Counts from rates

[Daniel Sabsay]

Is it possible to accurately calculate original counts from pre-recorded rates?
My experiments suggest the answer is no. But I’m curious to get other perspectives to see if I’ve overlooked something or if there is a more effective way to approach this.

My full question, reason for the question, and experiment is here: https://github.com/dsabsay/prom_rates_and_counters/blob/main/README.md

Thanks!

[Brian Candler]

Not in the presence of counter resets, no.

> My full question, reason for the question, and experiment is here: https://github.com/dsabsay/prom_rates_and_counters/blob/main/README.md

"In other words, can one get the equivalent of increase(some_metric[1d]) by using the output of a recording rule like rate(some_metric[5m])?

I think that increase(...) doesn't work in the way you think it does.

increase(...) and rate(...) are the same thing, only differing by a factor of the time window.  That is: increase(some_metric[1d]) is *exactly* the same as rate(some_metric[1d])*86400.

To find the exact difference between a metric now and 1d ago, you can use

some_metric - some_metric offset 1d

However that does not work across counter resets, for obvious reasons.

The underlying requirement you have is, I think, given a collection of recorded rate[5m] values, can you turn this into a rate[1d] ?  I think the avg_over_time() of those rates is the best you can do.  If these are 5m rates, then you'd want 5 minute steps: avg_over_time(    [ xx : 5m] )

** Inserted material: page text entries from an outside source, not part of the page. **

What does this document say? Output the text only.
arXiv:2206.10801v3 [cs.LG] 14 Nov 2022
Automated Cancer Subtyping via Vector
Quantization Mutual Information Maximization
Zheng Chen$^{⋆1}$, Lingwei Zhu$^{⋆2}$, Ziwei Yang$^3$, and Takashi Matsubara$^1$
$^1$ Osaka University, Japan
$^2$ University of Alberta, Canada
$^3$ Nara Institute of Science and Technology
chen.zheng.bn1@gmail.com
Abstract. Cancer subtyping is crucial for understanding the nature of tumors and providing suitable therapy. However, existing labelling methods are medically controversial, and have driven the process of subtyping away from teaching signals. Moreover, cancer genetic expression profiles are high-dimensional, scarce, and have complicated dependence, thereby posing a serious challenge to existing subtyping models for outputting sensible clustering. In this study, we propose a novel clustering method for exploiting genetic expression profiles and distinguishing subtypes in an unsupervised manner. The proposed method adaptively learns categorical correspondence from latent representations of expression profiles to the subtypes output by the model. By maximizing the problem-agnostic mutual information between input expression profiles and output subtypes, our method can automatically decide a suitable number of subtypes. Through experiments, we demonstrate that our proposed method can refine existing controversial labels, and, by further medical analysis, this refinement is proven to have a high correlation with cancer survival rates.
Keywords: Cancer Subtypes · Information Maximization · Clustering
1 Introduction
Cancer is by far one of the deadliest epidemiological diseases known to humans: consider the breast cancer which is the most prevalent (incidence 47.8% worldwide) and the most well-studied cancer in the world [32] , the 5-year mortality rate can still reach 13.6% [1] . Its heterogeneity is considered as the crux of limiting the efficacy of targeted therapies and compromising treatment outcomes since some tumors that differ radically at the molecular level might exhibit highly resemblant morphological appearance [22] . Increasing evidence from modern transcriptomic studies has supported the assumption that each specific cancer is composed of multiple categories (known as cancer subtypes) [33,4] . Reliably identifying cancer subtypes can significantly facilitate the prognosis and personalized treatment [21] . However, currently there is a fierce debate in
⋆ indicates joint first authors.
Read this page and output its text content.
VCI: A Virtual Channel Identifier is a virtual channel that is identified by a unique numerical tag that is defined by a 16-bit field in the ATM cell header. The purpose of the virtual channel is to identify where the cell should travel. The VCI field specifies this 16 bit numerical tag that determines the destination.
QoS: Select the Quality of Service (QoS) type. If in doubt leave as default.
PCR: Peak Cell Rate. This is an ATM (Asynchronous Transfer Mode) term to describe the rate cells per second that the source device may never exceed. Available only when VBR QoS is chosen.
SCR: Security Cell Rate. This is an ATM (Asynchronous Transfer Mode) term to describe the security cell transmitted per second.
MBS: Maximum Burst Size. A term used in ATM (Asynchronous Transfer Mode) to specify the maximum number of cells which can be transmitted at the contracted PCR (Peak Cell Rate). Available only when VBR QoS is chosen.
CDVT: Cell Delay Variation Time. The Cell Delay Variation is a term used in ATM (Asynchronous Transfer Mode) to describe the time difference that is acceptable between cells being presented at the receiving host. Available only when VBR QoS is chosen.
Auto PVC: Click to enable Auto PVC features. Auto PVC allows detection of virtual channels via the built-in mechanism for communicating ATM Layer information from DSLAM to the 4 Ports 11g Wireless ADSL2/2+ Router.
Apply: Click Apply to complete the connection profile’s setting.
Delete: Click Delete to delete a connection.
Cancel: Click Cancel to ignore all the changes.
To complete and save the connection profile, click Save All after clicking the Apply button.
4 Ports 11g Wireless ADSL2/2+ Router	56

But you are testing this over very short time periods (10m) and therefore it's not going to be exact. In particular, rate([5m]) takes the rate between the first and last data points in a 5 minute window. This means that if you are scraping at 1 minute intervals, you're actually calculating a rate over a 4 minute period.

[Daniel Sabsay]

Thanks for the reply.

> The underlying requirement you have is, I think, given a collection of recorded rate[5m] values, can you turn this into a rate[1d] ?

Yes, that’s correct.

Regarding the 5m vs. 4m: I tried to adjust for that by increasing the rate window by one scrape interval (in this case 15s). The result is still quite a ways off:

avg_over_time(rate(requests_total[315s])[10m:5m])*(10*60) => 1820 (expected 2153.84)

I also tried this, to include more “slices” in the subquery. Still off:

avg_over_time(rate(requests_total[75s])[10m:1m])*(10*60) => 2045.45 (expected 2153.84)

I suspect there is some mathematical property I can’t articulate yet that means this won’t ever be 100% accurate, even if we adjust for what promql is doing. I interpreted your last comment as suggesting that the short time period and choice of rate windows was the problem. While those things do affect the result (see above), I can’t find a combination that produces the expected result. Could you elaborate what you meant?

[Brian Candler]

You can break down your query into parts to find out what's happening.

If you go to the PromQL web interface, you can enter a range query like

    requests_total[10m15s]

and you'll see the raw, timestamped data points in that time window. (You must be in the "Table" view rather than the "Graph" view).  Similarly you can do subqueries like

    rate(requests_total[5m15s])[10m:5m])

And finally you can average those values by hand, and compare to running avg_over_time on that expression. 

Of course, set the query evaluation time to be a fixed point in time, so they all align.

What I'd expect to see is:

- 41 data points in the first range query: let's call them x0 to x40 (from oldest to newest)

- a rate calculated between x0 and x20, which I'd expect equals (x20-x0)/300 in the absence of counter resets

- a rate calculated between x20 and x40, which I'd expect equals (x40-x20)/300

If you average these two rates you should get ((x20-x0)/300 + (x40-x20)/300)/2 = (x40-x0)/600 which is the rate you're looking for

By doing each of the steps by hand, you should be able to work out where your assumptions are falling down.